When the government announces the 2023 annual budget on February 28, therefore, BC workers will find out exactly how much Premier David Eby’s NDP really cares about them. Will it put its money where its mouth is, and back up its modest expansion of workers’ rights with adequate enforcement? If not, this expansion — like five paid sick days — will continue to exist as little more than pretty pieces of paper from the perspective of many working people.
Investing in the enforcement of workers’ rights should be a no-brainer. There is certainly no argument for simply trusting employers to respect workers’ rights of their own volition — to do this is to leave the foxes guarding the henhouse. In some sense, it is actually unfair even to employers to leave them in this position, as capitalist logic forces them to choose between violating that trust on one hand and being outcompeted by less scrupulous competitors on the other. In the end, workers’ rights will inevitably be trampled. As long as BC workers labour under capitalism — an inherently exploitative system — any rights they win must be vigilantly defended.
That’s why Socialist Alternative has again partnered with the Worker Solidarity Network, supporting their Justice Delayed is Justice Denied campaign to push for more funding to the ESB, and the recommencement of proactive investigations of employers. And it is not too late to sign the petition!
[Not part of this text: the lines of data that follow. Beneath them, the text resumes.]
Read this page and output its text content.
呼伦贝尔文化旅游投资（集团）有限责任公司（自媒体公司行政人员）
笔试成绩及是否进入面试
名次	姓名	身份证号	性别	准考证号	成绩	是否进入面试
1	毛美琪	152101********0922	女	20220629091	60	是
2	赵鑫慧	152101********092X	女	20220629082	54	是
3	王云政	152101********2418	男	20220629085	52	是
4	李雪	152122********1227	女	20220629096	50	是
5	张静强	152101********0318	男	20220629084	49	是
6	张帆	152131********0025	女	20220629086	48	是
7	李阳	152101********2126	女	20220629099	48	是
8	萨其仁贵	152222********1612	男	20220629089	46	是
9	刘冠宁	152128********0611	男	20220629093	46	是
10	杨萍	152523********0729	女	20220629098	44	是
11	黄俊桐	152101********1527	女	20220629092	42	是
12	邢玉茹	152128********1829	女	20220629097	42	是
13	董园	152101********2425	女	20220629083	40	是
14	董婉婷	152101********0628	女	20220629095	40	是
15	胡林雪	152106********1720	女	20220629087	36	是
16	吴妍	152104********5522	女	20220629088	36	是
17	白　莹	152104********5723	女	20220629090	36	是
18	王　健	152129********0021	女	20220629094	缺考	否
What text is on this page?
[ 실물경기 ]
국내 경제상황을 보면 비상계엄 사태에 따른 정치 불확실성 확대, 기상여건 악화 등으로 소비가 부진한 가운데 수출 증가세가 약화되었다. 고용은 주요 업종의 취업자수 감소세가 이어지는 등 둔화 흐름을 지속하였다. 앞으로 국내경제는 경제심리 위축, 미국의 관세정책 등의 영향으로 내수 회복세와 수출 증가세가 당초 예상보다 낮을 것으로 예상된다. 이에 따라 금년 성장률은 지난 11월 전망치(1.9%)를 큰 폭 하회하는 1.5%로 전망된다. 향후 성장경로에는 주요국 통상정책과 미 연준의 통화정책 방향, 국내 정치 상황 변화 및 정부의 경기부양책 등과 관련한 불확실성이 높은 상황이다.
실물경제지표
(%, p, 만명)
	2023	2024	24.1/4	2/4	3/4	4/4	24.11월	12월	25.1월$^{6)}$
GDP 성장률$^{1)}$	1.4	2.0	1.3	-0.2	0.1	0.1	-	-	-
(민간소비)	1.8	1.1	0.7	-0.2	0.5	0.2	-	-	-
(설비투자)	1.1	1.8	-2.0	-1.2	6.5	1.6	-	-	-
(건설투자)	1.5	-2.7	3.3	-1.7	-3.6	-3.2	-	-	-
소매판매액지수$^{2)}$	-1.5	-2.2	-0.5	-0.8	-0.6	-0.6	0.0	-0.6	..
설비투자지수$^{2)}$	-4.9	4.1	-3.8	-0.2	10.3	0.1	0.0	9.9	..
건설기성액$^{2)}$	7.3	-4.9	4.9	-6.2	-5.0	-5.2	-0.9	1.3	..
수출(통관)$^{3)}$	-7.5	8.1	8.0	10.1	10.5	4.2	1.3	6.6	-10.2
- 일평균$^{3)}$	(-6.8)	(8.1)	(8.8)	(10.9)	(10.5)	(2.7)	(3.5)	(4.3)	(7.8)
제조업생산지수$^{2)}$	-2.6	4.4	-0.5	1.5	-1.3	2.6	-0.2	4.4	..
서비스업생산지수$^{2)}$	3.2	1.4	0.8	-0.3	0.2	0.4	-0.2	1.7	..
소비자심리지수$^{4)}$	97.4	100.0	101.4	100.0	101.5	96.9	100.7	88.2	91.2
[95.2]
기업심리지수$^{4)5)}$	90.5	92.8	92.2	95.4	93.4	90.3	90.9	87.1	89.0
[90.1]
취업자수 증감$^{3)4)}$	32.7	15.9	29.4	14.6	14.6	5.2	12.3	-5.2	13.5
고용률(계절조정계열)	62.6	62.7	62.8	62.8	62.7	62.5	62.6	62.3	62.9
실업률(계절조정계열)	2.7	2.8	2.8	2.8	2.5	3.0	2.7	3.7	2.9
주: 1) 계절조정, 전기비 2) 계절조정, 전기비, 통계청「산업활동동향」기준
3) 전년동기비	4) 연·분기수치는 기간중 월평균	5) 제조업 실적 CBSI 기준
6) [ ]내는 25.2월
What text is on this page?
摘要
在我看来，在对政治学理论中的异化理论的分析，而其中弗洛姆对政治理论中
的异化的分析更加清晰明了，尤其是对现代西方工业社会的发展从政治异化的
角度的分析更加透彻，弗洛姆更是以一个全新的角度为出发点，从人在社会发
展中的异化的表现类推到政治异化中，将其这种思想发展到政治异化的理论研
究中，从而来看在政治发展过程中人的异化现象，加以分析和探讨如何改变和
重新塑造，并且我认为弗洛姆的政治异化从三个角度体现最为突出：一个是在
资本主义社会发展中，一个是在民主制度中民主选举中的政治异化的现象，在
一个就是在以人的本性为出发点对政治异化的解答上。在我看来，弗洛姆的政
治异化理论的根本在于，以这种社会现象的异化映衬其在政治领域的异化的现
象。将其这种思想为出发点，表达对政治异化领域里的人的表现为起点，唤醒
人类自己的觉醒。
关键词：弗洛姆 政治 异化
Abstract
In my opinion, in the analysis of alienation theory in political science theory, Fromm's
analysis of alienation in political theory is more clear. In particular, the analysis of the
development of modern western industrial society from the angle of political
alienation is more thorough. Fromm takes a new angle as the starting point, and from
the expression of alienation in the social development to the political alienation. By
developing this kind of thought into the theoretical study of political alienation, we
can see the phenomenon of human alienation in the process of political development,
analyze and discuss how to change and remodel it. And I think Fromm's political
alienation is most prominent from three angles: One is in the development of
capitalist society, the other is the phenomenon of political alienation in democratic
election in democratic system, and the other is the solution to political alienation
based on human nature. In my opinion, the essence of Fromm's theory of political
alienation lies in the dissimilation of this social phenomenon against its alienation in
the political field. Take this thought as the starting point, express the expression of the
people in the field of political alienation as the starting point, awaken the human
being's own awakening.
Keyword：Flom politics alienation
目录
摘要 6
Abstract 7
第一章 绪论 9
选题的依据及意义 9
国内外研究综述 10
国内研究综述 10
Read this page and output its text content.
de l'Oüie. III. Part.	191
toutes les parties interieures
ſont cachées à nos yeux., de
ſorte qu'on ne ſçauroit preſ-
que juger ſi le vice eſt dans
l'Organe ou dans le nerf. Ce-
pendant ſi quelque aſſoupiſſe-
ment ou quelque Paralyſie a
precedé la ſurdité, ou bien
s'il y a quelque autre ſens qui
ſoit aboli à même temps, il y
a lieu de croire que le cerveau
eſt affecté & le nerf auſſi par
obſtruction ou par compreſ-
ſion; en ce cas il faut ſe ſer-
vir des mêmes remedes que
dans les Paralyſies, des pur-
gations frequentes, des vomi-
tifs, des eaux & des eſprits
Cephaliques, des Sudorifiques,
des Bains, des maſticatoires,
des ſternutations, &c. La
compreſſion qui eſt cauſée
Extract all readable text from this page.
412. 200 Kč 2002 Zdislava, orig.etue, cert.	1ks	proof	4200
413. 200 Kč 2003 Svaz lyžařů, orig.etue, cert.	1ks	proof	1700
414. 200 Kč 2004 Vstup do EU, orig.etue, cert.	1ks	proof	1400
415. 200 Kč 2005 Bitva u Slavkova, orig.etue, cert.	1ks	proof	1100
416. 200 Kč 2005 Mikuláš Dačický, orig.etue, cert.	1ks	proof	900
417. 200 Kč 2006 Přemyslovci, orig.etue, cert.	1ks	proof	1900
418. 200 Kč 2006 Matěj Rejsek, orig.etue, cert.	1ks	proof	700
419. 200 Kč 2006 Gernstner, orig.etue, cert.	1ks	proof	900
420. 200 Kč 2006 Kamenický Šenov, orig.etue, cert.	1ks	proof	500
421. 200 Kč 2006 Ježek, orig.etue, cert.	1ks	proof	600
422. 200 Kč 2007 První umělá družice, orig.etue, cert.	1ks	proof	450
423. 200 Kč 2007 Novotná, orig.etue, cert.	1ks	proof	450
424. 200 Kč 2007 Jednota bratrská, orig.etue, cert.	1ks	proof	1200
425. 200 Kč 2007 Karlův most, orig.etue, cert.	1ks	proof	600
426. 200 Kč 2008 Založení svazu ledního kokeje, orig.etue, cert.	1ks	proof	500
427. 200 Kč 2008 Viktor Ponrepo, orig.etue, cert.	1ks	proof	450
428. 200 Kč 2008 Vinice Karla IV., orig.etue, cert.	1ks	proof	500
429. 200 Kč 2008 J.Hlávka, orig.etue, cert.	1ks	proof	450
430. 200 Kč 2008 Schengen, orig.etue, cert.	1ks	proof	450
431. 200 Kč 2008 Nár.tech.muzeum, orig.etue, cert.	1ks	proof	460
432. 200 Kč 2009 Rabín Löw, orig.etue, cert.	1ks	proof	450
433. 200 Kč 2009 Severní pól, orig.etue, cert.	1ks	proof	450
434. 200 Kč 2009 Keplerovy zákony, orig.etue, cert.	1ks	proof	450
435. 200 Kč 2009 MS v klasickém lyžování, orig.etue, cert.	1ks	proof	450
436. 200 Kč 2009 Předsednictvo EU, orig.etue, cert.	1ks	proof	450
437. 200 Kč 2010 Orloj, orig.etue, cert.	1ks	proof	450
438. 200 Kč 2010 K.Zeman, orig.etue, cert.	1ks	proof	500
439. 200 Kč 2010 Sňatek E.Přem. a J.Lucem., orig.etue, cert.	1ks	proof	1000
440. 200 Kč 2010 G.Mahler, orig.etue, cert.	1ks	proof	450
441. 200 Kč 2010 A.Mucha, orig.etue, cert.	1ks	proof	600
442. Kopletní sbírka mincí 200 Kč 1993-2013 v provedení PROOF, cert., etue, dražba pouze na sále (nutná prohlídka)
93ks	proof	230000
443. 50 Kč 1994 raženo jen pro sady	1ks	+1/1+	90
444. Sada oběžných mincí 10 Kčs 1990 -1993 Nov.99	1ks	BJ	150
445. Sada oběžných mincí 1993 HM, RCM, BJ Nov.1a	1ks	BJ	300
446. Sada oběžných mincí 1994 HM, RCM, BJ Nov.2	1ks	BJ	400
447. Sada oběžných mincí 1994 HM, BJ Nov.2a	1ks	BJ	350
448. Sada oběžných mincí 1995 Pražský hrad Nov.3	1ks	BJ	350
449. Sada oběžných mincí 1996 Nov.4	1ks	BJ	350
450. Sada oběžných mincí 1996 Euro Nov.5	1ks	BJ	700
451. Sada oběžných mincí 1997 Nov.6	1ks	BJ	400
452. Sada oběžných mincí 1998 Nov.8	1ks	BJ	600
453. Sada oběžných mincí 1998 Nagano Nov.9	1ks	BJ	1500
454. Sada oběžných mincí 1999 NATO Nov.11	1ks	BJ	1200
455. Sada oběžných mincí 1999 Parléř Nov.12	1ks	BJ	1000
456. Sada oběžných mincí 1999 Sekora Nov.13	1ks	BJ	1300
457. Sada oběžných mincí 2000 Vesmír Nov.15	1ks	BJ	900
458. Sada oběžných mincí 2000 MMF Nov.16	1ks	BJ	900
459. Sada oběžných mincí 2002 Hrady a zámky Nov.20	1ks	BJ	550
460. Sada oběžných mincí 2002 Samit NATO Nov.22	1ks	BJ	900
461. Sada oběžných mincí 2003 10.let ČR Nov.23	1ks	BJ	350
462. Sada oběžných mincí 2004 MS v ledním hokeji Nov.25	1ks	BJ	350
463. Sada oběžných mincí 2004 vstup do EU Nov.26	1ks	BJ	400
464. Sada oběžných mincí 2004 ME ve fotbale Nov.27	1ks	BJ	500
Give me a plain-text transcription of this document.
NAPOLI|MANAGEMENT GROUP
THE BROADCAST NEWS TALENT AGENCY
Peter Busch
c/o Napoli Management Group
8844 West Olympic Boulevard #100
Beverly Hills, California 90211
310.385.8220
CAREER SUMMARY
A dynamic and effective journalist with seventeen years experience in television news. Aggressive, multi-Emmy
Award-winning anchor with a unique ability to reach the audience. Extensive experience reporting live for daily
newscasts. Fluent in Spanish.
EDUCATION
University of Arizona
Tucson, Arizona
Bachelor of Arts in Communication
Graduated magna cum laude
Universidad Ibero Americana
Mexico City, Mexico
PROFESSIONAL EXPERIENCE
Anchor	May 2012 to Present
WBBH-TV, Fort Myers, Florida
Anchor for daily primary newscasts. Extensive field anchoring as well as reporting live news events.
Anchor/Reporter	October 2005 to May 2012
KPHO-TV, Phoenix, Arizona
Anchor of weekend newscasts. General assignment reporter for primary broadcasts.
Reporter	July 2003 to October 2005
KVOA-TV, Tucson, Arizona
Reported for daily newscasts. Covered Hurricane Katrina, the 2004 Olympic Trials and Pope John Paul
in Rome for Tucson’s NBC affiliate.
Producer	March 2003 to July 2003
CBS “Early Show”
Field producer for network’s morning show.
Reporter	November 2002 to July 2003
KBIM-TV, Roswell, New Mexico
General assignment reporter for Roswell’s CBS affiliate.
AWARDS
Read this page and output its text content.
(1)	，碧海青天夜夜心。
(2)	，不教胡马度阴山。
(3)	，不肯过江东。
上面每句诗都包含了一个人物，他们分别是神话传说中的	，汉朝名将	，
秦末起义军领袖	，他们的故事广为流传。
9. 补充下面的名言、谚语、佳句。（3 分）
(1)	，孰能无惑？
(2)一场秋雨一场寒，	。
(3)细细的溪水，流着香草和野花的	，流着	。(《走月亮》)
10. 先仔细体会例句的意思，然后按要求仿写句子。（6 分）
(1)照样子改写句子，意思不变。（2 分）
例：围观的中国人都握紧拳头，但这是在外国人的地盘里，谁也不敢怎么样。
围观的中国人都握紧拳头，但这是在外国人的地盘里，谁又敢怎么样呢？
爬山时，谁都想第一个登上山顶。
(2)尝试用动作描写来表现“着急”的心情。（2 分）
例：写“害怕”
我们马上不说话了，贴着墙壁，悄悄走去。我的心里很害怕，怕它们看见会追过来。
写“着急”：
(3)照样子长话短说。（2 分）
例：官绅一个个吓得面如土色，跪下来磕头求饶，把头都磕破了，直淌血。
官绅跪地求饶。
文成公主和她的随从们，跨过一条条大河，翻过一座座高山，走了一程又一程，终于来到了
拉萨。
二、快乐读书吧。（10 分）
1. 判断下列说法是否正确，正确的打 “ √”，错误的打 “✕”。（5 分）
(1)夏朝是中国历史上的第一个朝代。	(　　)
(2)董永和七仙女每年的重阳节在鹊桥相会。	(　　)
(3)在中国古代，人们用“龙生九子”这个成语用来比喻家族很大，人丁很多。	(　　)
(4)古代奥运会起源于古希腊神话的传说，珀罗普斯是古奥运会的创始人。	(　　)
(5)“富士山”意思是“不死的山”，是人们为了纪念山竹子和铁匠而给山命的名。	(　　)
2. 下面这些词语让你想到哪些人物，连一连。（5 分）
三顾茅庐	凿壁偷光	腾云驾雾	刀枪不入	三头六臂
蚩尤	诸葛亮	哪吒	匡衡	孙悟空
Add your name to show BC workers some love, and to show the NDP that voters care about workers’ rights and want them enforced.
Many of the victories the working class has won through tireless class struggle depend on tempering the exploitative nature of their bosses, after all. Until BC workers finally own the factories, forests, fields and offices in which they toil, the Employment Standards Branch must be sufficiently funded.